Se der tudo certo, tem que copiar para o /boot... mas um passo de cada vez.

----------

## gava

Ok, as fontes são do gentoo-sources, baixadas através de  -> # emerge --ask sys-kernel/gentoo-sources

fiz o procedimento .. copiei o config.gz, com comando genkernel all deu o mesmo erro, porém ao entrar no diretorio /usr/src/linux, onde estao as fontes o comando: make && make modules_install rodaram beleza .... 

posso seguir para o próximo passo do manual ?

#make install 

Será necessário eu criar uma initramfs ? uma vez que nao tenho /usr e /var em particoes saparadas.. 

obrigado.

----------

## pilla

Acho que podes tentar ir adiante com o make install e a instalação do grub.

----------

## gava

ok, estou indo adiante, mas estou com problemas ... apois todo procedimento .. instalei o grub.. reiniciei .. o grup aparece .. mas da um kernel panic

Kernel panic - not syncing: VFS: Unable to mount root fs on unknown-block(0,0)

o que pode ser ?

----------

## pilla

Como está a configuração do Grub? E como é o /etc/fstab?

----------

## gava

estou utilizando o lilo

segue lilo.conf 

https://ap.imagensbrasil.org/image/LP5JY

e fs tab

https://ap.imagensbrasil.org/image/LPP8j

obrigado

----------

## pilla

Não uso lilo há muito tempo, mas parece que a configuração não tem nada de obviamente errado. Pode ser falta de um initramfs com o driver para acessar o root?

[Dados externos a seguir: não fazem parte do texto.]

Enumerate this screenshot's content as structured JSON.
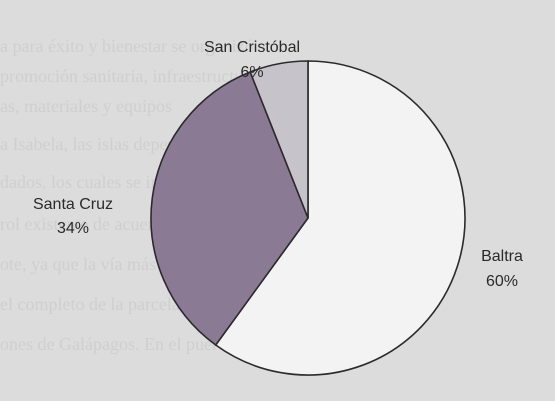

Eu instalaria o GRUB, bem mais opções em tempo de boot e mais suportado atualmente.

----------

## gava

massa brother .. to fazendo assim agora.. eu tenho um core 2 duo ... estava tentando com a versao x86.. porém baixei agora a versao x86_x64 .. vou tentar gerar o kernel com genkernel .. pra ver se da certo .. e vou criar initramfs tbm ... posto aqui se nao conseguir

----------

## gava

depois de muita luta.... e 15 horas esperando genkernel compilar .. consegui .. to no gentoo já .. modo texto... pode fechar o topico amigo pila... parte da missao foi completa.. 

caso tenha dificuldades pra instalar o X e o gnome .. volto a postar... abraços

----------

## pilla

Parabéns! 

A gente não fecha os tópicos, no máximo o dono original vai lá e edita o título para dizer que foi resolvido.

----------